Here is more from Wendell Berry's latest collection of essays, What Matters Most: Economics for a Renewed Commonwealth. I will follow up on my post on a spirituality of sustainability from earlier in the week but this quote moves the topic forward until then.
"This curious world we inhabit is more wonderul than convenient; more beautiful than it is useful; it is more to be admired and enjoyed than used." Henry David Thoreau said that to his graduating class at Harvard in 1837. We may assume that to most of them it sounded odd, as to most of the Harvard graduating class of 1987 it undoubtedly would. But perhaps we will be encouraged to take him seriously, if we recognize that this idea is not something that Thoreau made up out of thin air.
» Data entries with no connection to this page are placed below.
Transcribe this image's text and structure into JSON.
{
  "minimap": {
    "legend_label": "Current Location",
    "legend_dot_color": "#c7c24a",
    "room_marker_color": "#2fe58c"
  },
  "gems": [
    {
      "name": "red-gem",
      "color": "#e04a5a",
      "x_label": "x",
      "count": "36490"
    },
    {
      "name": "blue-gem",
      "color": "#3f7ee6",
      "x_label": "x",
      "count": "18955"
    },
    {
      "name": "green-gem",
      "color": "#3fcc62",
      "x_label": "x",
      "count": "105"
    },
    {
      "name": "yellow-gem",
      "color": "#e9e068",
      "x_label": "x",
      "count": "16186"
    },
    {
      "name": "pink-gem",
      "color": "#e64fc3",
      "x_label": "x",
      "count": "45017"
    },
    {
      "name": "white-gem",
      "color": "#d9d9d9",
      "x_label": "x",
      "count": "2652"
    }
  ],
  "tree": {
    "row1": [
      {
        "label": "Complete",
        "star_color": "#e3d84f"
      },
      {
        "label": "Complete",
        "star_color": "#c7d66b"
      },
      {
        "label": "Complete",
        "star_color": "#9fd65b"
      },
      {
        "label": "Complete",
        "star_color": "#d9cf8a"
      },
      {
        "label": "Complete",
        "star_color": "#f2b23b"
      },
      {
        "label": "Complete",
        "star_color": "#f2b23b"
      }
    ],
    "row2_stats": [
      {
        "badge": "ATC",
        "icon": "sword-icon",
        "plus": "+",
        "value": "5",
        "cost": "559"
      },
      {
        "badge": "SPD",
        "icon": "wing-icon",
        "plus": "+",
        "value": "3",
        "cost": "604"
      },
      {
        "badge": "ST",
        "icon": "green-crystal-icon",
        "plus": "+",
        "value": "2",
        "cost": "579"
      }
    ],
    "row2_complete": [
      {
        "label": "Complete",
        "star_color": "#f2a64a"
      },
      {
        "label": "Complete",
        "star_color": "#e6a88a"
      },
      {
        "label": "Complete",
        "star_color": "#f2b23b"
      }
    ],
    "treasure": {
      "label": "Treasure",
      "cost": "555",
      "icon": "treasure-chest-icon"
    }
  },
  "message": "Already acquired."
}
When he uttered it, he may very well have been remembering Revelation 4:11: "Thou are worthy, O Lord, to receive glory and honour and power: for thou hast created all things, and for thy pleasure they are and were created."That God created "all things" is in itself an uncomfortable thought, for in our workaday world we can hardly avoid preferring some things above others, and this makes it hard to imagine not doing so. That God created all things for His pleasure, and that they continue to exist because they please Him, is formidable doctrine indeed, as far as possible both from the "anthropocentric" utilitarianism that some environmentlist critics claim to find in the Bible and from the grouchy spirituality of many Christians...
Where is our comfort but in the free, uninvolved, finally mysterious beauty and grace of this world that we did not make, that has no price? Where is our sanity but there? Where is our pleasure but in working and resting kindly in the presence of this world?